Jupyter, JupyterLab, and IPython are already included in the project requirements by default, so once you have run pip install -r src/requirements.txt you will not need to take any extra steps before you use them.

Jupyter

To use Jupyter notebooks in your Kedro project, you need to install Jupyter:

pip install jupyter

After installing Jupyter, you can start a local notebook server:

kedro jupyter notebook

JupyterLab

To use JupyterLab, you need to install it:

pip install jupyterlab

You can also start JupyterLab:

kedro jupyter lab

IPython

And if you want to run an IPython session:

kedro ipython

How to convert notebook cells to nodes in a Kedro project

You can move notebook code over into a Kedro project structure using a mixture of cell tagging and Kedro CLI commands.

By adding the node tag to a cell and running the command below, the cell's source code will be copied over to a Python file within src/<package_name>/nodes/:

kedro jupyter convert <filepath_to_my_notebook>

Note: The name of the Python file matches the name of the original notebook.

Alternatively, you may want to transform all your notebooks in one go.

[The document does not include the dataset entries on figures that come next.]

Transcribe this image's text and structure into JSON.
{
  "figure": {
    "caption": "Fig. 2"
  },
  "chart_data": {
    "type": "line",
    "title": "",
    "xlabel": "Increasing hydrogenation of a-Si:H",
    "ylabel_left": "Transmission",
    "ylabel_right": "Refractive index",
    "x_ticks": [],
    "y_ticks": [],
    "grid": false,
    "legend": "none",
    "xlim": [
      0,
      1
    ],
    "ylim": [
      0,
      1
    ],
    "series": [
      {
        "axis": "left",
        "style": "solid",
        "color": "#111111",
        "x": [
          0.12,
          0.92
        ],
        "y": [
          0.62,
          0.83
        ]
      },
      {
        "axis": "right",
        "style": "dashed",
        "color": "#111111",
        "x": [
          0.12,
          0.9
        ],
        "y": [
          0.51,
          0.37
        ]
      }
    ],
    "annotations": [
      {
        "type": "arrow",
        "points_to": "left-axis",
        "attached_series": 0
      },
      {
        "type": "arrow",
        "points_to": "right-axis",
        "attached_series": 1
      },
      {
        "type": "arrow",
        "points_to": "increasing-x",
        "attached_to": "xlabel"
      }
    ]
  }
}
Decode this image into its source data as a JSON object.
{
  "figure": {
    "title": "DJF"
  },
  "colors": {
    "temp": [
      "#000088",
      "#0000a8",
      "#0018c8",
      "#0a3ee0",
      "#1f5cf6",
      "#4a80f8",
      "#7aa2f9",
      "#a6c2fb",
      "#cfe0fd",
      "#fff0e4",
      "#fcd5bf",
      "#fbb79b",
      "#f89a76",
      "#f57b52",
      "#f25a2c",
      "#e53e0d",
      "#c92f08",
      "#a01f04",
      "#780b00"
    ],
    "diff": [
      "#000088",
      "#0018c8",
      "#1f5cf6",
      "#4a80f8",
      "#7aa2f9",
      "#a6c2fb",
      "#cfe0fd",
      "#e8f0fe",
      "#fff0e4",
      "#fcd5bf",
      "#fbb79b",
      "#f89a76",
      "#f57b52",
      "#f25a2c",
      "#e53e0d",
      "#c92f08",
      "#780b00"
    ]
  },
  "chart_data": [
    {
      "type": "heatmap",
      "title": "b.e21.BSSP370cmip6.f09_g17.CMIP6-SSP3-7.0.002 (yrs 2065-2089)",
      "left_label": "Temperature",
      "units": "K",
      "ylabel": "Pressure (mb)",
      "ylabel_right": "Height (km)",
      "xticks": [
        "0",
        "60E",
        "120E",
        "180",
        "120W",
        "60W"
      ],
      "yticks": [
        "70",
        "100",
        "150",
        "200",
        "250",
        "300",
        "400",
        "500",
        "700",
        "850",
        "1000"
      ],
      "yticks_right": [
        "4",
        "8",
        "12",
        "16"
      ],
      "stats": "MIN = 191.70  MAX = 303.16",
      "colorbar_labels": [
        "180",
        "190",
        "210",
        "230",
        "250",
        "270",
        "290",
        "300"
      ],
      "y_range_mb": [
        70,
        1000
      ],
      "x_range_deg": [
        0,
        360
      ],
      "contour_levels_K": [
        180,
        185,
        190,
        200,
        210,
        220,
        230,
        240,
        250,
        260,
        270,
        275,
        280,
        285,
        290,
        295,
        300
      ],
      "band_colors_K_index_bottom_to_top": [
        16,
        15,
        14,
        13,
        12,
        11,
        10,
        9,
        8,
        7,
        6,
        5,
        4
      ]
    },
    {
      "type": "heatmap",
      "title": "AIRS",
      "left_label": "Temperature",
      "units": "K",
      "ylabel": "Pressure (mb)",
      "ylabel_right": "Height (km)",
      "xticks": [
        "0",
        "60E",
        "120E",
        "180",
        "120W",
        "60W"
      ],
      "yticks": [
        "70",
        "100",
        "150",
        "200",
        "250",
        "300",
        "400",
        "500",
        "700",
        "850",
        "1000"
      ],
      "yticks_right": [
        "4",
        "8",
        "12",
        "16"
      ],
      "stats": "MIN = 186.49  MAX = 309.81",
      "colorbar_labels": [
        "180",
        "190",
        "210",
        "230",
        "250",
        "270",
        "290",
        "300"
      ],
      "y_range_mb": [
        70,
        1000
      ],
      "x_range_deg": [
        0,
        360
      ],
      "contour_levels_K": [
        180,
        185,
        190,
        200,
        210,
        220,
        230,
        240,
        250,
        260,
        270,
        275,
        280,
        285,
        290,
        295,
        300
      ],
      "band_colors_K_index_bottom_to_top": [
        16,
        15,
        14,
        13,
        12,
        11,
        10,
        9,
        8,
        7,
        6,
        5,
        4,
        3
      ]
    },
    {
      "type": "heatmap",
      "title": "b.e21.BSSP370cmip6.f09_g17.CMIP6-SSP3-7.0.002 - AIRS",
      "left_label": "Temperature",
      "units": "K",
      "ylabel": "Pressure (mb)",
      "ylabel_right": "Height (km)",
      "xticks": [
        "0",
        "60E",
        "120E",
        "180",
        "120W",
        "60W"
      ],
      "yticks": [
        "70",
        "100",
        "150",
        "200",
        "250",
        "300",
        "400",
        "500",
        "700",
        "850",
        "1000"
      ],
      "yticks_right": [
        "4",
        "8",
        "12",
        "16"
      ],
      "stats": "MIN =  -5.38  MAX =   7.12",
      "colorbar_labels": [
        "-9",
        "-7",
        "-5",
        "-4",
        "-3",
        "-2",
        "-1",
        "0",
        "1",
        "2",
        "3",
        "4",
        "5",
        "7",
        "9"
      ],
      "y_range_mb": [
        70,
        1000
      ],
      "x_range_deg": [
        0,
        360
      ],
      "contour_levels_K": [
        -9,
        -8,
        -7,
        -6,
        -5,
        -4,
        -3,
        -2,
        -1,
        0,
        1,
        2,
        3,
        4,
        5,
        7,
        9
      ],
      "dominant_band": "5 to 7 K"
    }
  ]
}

Run the following command to convert all notebook files found in the project root directory and under any of its sub-folders:

kedro jupyter convert --all

How to ignore notebook output cells in git

To automatically strip out all output cell contents before committing to git, you can run kedro activate-nbstripout. This will add a hook in .git/config which will run nbstripout before anything is committed to git.

Note: Your output cells will be retained locally.